Some of the inspections are more critical than others. The pumproom and the lifesaving equipment are two of the most important. The safety of crew, vessel and cargo depend on maintaining all cargo and safety equipment in a fully efficient condition at all times. Every part and component on a tanker is there for a purpose and every part must be regularly inspected to see that it is functional.

4.6.2 Deck machinery
Weather and seas permitting, the mooring winches should be maintained according to the PM program. This should include a regular program of winch brake testing, using a dynamometer rig. The results of the brake holding power tests are recorded in the deck maintenance record. Winches with deficient holding power should be adjusted, or added to the ship's in-port or shipyard repair list.
The anchor windlass and mooring winches should have any leaks in the steam system repaired, or defects in hydraulic controls attended to. Check carefully the condition of the hydraulic oil filters. If the vessel has a lubricant test program, see that necessary samples are drawn from equipment as scheduled, properly labelled and sent to the testing laboratory or to owners for analysis.
Mooring winch wires should be carefully inspected and repaired as necessary, with new eye splices made and new wire tails shackled in as necessary.
Roller and swivel chocks should be lubricated and checked for free movement.

4.6.3 Lifesaving appliances
It is a sad commentary on the competence of some crews and the interest or some ship owners, that many lifeboats are neglected between certificate inspections to the point where they are unserviceable.

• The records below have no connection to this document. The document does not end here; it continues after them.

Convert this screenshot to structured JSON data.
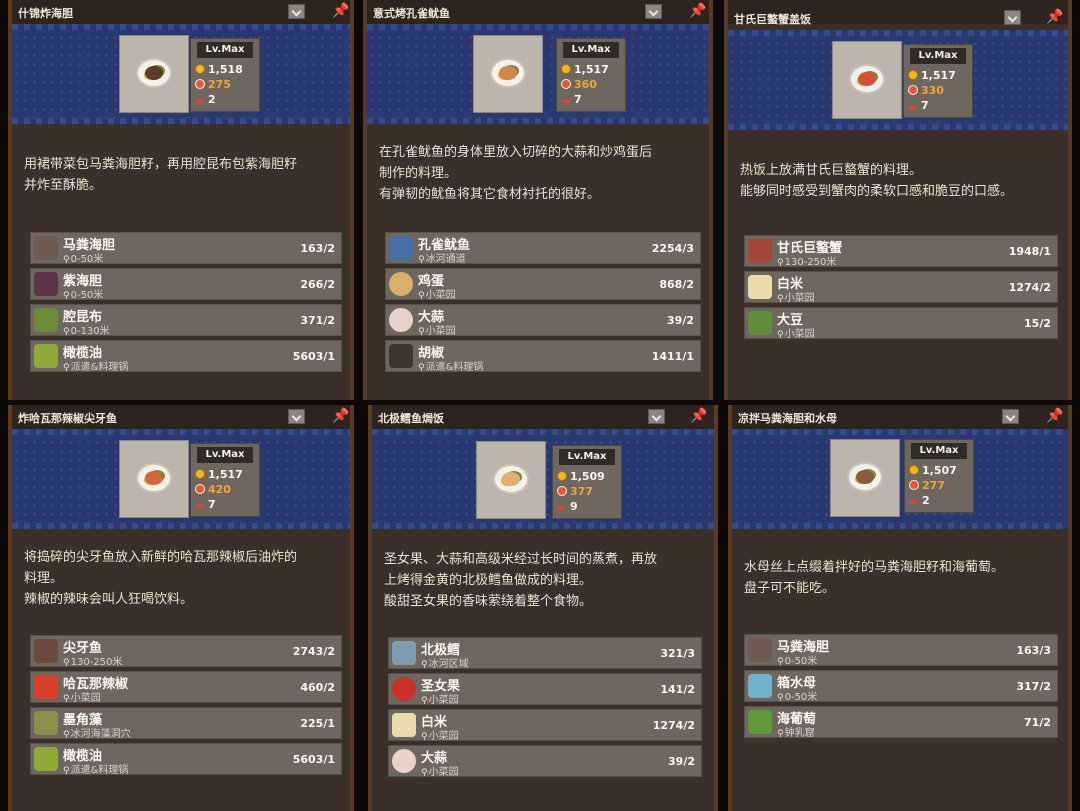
{
  "recipes": [
    {
      "title": "什锦炸海胆",
      "level": "Lv.Max",
      "price": "1,518",
      "taste": "275",
      "amount": "2",
      "dish_color": "#5a3b2c",
      "description": [
        "用裙带菜包马粪海胆籽，再用腔昆布包紫海胆籽",
        "并炸至酥脆。"
      ],
      "ingredients": [
        {
          "name": "马粪海胆",
          "location": "0-50米",
          "count": "163/2",
          "icon": "urchin-icon",
          "color": "#6d5a52"
        },
        {
          "name": "紫海胆",
          "location": "0-50米",
          "count": "266/2",
          "icon": "purple-urchin-icon",
          "color": "#5c3347"
        },
        {
          "name": "腔昆布",
          "location": "0-130米",
          "count": "371/2",
          "icon": "kelp-icon",
          "color": "#6e8a38"
        },
        {
          "name": "橄榄油",
          "location": "派遣&料理锅",
          "count": "5603/1",
          "icon": "olive-oil-icon",
          "color": "#8fa83a"
        }
      ]
    },
    {
      "title": "意式烤孔雀鱿鱼",
      "level": "Lv.Max",
      "price": "1,517",
      "taste": "360",
      "amount": "7",
      "dish_color": "#d0874a",
      "description": [
        "在孔雀鱿鱼的身体里放入切碎的大蒜和炒鸡蛋后",
        "制作的料理。",
        "有弹韧的鱿鱼将其它食材衬托的很好。"
      ],
      "ingredients": [
        {
          "name": "孔雀鱿鱼",
          "location": "冰河通道",
          "count": "2254/3",
          "icon": "squid-icon",
          "color": "#4a6fa8"
        },
        {
          "name": "鸡蛋",
          "location": "小菜园",
          "count": "868/2",
          "icon": "egg-icon",
          "color": "#d9b06a"
        },
        {
          "name": "大蒜",
          "location": "小菜园",
          "count": "39/2",
          "icon": "garlic-icon",
          "color": "#e9d2c8"
        },
        {
          "name": "胡椒",
          "location": "派遣&料理锅",
          "count": "1411/1",
          "icon": "pepper-jar-icon",
          "color": "#3e3430"
        }
      ]
    },
    {
      "title": "甘氏巨螯蟹盖饭",
      "level": "Lv.Max",
      "price": "1,517",
      "taste": "330",
      "amount": "7",
      "dish_color": "#d84e3a",
      "description": [
        "热饭上放满甘氏巨螯蟹的料理。",
        "能够同时感受到蟹肉的柔软口感和脆豆的口感。"
      ],
      "ingredients": [
        {
          "name": "甘氏巨螯蟹",
          "location": "130-250米",
          "count": "1948/1",
          "icon": "crab-icon",
          "color": "#a4473b"
        },
        {
          "name": "白米",
          "location": "小菜园",
          "count": "1274/2",
          "icon": "rice-icon",
          "color": "#e8dcae"
        },
        {
          "name": "大豆",
          "location": "小菜园",
          "count": "15/2",
          "icon": "soybean-icon",
          "color": "#5f8f3a"
        }
      ]
    },
    {
      "title": "炸哈瓦那辣椒尖牙鱼",
      "level": "Lv.Max",
      "price": "1,517",
      "taste": "420",
      "amount": "7",
      "dish_color": "#d3663a",
      "description": [
        "将捣碎的尖牙鱼放入新鲜的哈瓦那辣椒后油炸的",
        "料理。",
        "辣椒的辣味会叫人狂喝饮料。"
      ],
      "ingredients": [
        {
          "name": "尖牙鱼",
          "location": "130-250米",
          "count": "2743/2",
          "icon": "fangtooth-icon",
          "color": "#6b4b3e"
        },
        {
          "name": "哈瓦那辣椒",
          "location": "小菜园",
          "count": "460/2",
          "icon": "chili-icon",
          "color": "#d7402a"
        },
        {
          "name": "墨角藻",
          "location": "冰河海藻洞穴",
          "count": "225/1",
          "icon": "seaweed-icon",
          "color": "#8a8f4a"
        },
        {
          "name": "橄榄油",
          "location": "派遣&料理锅",
          "count": "5603/1",
          "icon": "olive-oil-icon",
          "color": "#8fa83a"
        }
      ]
    },
    {
      "title": "北极鳕鱼焗饭",
      "level": "Lv.Max",
      "price": "1,509",
      "taste": "377",
      "amount": "9",
      "dish_color": "#e0b070",
      "description": [
        "圣女果、大蒜和高级米经过长时间的蒸煮，再放",
        "上烤得金黄的北极鳕鱼做成的料理。",
        "酸甜圣女果的香味萦绕着整个食物。"
      ],
      "ingredients": [
        {
          "name": "北极鳕",
          "location": "冰河区域",
          "count": "321/3",
          "icon": "cod-icon",
          "color": "#7f9bb0"
        },
        {
          "name": "圣女果",
          "location": "小菜园",
          "count": "141/2",
          "icon": "cherry-tomato-icon",
          "color": "#c9312a"
        },
        {
          "name": "白米",
          "location": "小菜园",
          "count": "1274/2",
          "icon": "rice-icon",
          "color": "#e8dcae"
        },
        {
          "name": "大蒜",
          "location": "小菜园",
          "count": "39/2",
          "icon": "garlic-icon",
          "color": "#e9d2c8"
        }
      ]
    },
    {
      "title": "凉拌马粪海胆和水母",
      "level": "Lv.Max",
      "price": "1,507",
      "taste": "277",
      "amount": "2",
      "dish_color": "#8a5a3a",
      "description": [
        "水母丝上点缀着拌好的马粪海胆籽和海葡萄。",
        "盘子可不能吃。"
      ],
      "ingredients": [
        {
          "name": "马粪海胆",
          "location": "0-50米",
          "count": "163/3",
          "icon": "urchin-icon",
          "color": "#6d5a52"
        },
        {
          "name": "箱水母",
          "location": "0-50米",
          "count": "317/2",
          "icon": "jellyfish-icon",
          "color": "#6fb3c8"
        },
        {
          "name": "海葡萄",
          "location": "钟乳窟",
          "count": "71/2",
          "icon": "sea-grape-icon",
          "color": "#5e9a3c"
        }
      ]
    }
  ]
}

The chief officer and all on board should have a lively interest in seeing that the lifeboats and all lifesaving equipment are in top condition. Davits, winches, blocks, releases, hull, engine and all equipment should be exercised regularly and maintained as if someone's life depended on it! The same is true for the attention given to the life rafts, light floats, lifeboat radio, flares, etc.
Putting off maintenance until the trip before flag state inspection could be a fatal mistake.

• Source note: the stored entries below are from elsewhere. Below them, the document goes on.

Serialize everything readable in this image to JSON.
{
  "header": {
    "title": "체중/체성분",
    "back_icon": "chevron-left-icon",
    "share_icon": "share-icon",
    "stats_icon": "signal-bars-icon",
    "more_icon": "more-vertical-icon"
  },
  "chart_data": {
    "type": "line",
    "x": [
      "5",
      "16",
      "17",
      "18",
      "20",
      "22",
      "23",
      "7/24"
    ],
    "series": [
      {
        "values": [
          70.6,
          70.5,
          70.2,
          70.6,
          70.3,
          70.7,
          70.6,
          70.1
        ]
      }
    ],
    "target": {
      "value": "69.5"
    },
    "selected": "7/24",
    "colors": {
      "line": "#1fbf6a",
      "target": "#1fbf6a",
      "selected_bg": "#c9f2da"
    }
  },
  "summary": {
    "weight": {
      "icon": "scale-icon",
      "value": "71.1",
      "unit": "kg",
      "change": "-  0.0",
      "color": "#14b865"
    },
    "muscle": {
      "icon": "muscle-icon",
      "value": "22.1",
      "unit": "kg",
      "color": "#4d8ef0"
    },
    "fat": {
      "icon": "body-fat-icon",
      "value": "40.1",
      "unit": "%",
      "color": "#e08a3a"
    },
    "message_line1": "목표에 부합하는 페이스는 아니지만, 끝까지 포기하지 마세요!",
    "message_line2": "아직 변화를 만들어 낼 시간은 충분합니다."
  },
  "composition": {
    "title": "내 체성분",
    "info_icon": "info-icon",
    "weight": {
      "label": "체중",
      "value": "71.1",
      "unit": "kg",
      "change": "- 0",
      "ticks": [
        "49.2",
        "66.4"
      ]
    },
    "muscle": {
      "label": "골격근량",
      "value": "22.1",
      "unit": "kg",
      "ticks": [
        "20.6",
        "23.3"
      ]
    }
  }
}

4.6.4 Other deck maintenance
Other deck maintenance items include the watertight doors, cofferdams, standing and running rigging, gangways, accommodation and pilot ladders, deck maintenance tools, tank cleaning air hoists, tank cleaning machines and fire fighting equipment. Some of the mechanical work is shared with the engineering department and close cooperation will be necessary to effectively schedule all that needs to be done.
Removing rust and re-coating the ship's steelwork is a task which is now largely beyond the ability of today's size crews on today's size tankers. However, in the accommodation and principal operating areas, the crew must maintain the vessel's protective coatings to the best of their ability.

4.6.5 Shipyard work list items
Whenever the chief officer finds a vessel defect or condition which is beyond the ability of his personnel to repair or correct, he must prepare a defect report and repair recommendation for the owners. These repair recommendations will be forwarded by the master to the owner's repair department where they will be evaluated and scheduled for repair in port, repair by a riding squad assigned to the ship, or added to the list of items for the next shipyard period. The shipyard repair list should be started immediately after departure from the previous shipyard and added to as defects are discovered. In this way, the owner's engineering/repair department will have a clear picture of the condition of the vessel and will, when the time comes, have a scope of work for their shipyard inquiries ready at hand.